Each year there is an average of 20 murders and many more serious injuries in the City of Syracuse as a result of neighborhood violence. Even if residents have had no direct involvement, living in and around violent neighborhoods means they are very likely to know someone who has been shot, stabbed and/or killed. Most are unaware of the effect this is having on them.
A recently developed program is working to address this issue by helping those suffering from violence-related trauma to recover and thrive. In This Together was formed through a partnership between Syracuse University’s Marriage and Family Therapy Center at Falk College and the Syracuse Trauma Response Team. It provides those who work one-on-one with community residents every day with the tools they need to identify signs of trauma and remedy it.

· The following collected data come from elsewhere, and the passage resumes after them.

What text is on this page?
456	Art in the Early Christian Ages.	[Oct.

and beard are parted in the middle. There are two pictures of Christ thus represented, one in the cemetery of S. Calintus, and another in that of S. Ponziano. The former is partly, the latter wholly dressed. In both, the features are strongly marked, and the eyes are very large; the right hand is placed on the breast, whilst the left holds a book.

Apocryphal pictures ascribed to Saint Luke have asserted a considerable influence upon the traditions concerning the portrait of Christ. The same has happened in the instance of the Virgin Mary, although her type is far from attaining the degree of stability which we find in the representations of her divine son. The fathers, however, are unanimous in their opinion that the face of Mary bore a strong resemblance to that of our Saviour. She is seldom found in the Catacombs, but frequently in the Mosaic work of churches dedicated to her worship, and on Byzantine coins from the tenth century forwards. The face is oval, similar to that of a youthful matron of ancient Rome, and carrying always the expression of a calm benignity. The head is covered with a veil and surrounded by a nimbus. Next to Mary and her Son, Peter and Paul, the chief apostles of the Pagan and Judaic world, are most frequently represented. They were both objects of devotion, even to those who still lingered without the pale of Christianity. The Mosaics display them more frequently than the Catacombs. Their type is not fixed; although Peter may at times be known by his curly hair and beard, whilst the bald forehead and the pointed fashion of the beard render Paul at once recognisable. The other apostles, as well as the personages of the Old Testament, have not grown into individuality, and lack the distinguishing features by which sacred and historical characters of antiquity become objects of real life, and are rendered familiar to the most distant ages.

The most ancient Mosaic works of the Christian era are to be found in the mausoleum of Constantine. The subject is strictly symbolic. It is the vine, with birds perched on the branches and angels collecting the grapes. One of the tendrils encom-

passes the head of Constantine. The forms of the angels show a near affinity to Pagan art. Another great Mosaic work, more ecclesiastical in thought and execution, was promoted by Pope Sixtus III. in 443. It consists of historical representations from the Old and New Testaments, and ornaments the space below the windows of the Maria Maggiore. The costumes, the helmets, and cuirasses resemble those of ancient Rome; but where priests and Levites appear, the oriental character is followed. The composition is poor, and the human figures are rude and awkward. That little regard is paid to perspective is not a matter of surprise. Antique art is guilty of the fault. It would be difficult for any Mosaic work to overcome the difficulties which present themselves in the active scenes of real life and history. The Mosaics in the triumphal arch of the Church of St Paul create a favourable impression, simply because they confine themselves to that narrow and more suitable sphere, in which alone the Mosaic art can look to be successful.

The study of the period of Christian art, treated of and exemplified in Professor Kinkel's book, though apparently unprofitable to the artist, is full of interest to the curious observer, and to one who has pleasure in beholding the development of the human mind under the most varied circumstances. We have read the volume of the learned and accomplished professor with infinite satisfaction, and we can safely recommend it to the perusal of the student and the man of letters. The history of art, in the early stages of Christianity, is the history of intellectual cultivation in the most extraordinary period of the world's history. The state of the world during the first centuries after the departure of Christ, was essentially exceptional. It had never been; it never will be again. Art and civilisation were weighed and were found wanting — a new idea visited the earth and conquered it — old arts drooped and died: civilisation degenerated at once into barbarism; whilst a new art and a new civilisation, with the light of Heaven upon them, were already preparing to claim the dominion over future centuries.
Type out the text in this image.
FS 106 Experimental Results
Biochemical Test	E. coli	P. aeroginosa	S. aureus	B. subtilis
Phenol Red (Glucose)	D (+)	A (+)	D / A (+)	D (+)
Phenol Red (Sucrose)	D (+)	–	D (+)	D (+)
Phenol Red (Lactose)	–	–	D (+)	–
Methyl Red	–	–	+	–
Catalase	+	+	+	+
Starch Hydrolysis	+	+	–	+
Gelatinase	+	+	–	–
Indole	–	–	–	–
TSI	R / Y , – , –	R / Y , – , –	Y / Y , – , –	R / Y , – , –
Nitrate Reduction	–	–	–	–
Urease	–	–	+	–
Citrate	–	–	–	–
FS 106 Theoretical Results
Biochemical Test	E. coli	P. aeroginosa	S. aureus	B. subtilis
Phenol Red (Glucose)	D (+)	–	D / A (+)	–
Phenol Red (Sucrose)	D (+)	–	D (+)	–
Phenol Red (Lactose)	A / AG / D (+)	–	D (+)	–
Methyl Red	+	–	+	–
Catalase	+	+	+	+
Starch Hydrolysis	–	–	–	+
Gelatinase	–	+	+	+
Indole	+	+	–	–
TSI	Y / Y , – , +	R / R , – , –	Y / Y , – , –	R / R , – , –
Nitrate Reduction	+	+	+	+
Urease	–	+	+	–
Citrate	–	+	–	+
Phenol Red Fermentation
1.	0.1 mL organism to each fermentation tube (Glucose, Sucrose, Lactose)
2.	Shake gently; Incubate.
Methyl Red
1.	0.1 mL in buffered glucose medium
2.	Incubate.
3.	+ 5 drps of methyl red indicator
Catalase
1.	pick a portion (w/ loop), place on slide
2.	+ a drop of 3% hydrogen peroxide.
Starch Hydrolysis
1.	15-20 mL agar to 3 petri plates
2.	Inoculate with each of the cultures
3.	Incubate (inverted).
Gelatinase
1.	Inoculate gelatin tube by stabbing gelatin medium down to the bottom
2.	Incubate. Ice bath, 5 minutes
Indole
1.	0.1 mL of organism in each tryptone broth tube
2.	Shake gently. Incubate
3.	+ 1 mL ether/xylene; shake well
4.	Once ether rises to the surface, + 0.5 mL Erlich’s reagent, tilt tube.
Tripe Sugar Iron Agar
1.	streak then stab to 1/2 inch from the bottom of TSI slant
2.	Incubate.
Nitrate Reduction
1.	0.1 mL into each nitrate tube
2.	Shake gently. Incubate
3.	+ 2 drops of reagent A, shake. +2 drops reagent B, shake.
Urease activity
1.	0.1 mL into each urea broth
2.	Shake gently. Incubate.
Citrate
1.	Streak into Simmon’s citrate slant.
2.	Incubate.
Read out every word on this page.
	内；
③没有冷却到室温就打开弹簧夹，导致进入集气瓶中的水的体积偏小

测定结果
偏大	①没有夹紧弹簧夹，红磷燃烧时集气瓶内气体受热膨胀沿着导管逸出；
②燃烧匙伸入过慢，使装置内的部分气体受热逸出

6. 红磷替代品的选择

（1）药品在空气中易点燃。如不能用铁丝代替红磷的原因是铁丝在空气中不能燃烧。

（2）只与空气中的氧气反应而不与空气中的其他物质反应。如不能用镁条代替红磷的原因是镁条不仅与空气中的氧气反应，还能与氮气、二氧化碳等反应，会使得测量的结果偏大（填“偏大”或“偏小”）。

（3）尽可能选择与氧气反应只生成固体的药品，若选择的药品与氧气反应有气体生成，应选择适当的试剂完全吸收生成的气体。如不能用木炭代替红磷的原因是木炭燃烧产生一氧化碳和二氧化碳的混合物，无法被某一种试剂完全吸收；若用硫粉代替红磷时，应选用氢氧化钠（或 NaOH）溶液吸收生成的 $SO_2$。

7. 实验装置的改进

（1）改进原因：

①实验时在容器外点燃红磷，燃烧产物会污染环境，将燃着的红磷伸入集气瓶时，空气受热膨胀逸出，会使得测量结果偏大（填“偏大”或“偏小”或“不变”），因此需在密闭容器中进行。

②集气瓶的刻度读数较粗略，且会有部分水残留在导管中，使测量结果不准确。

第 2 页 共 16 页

A Community Foundation grant enabled the partner organizations to host group sessions attended by teachers, nurses, physicians, police, therapists, social workers and child specialists who work in high-violence neighborhoods. It also provided transportation vouchers for families to receive grief and trauma services.
“A lot of people don’t know that they’re dealing with trauma and are instead misdiagnosed with bipolar disorder, schizophrenia, depression or other illnesses,” said Tamika Otis, project director of Western New York outreach admission for Job Corps, who attended the program. “It’s really important that community counselors are well-versed on how to uncover the root of unresolved trauma. Otherwise everything else is off balance.”
Those indirectly affected by violence frequently struggle with feelings of grief, helplessness and fear, leading to post-traumatic stress, substance abuse, revenge violence and detachment from friends, family and school. This can impede their ability to maintain healthy relationships, gain a proper education or secure a job.
After attending the In This Together introductory workshop, Otis found she had learned helpful techniques that she could use in her job when interacting with local residents who come to her struggling to gain and maintain long-term employment.
“It was one of the best workshops I’ve attended because I learned the different ways trauma can affect us physically, emotionally and mentally,” said Otis. “The trainings taught us how to effectively uncover the trauma that the young people we serve are experiencing and analyze the best way to help solve it.”
“The more community counselors are educated, the easier we can manage and prevent additional trauma,” said Otis. “I believe that with this multi-phase training program in trauma-informed practice we have the information to start to shift environments for our young people.”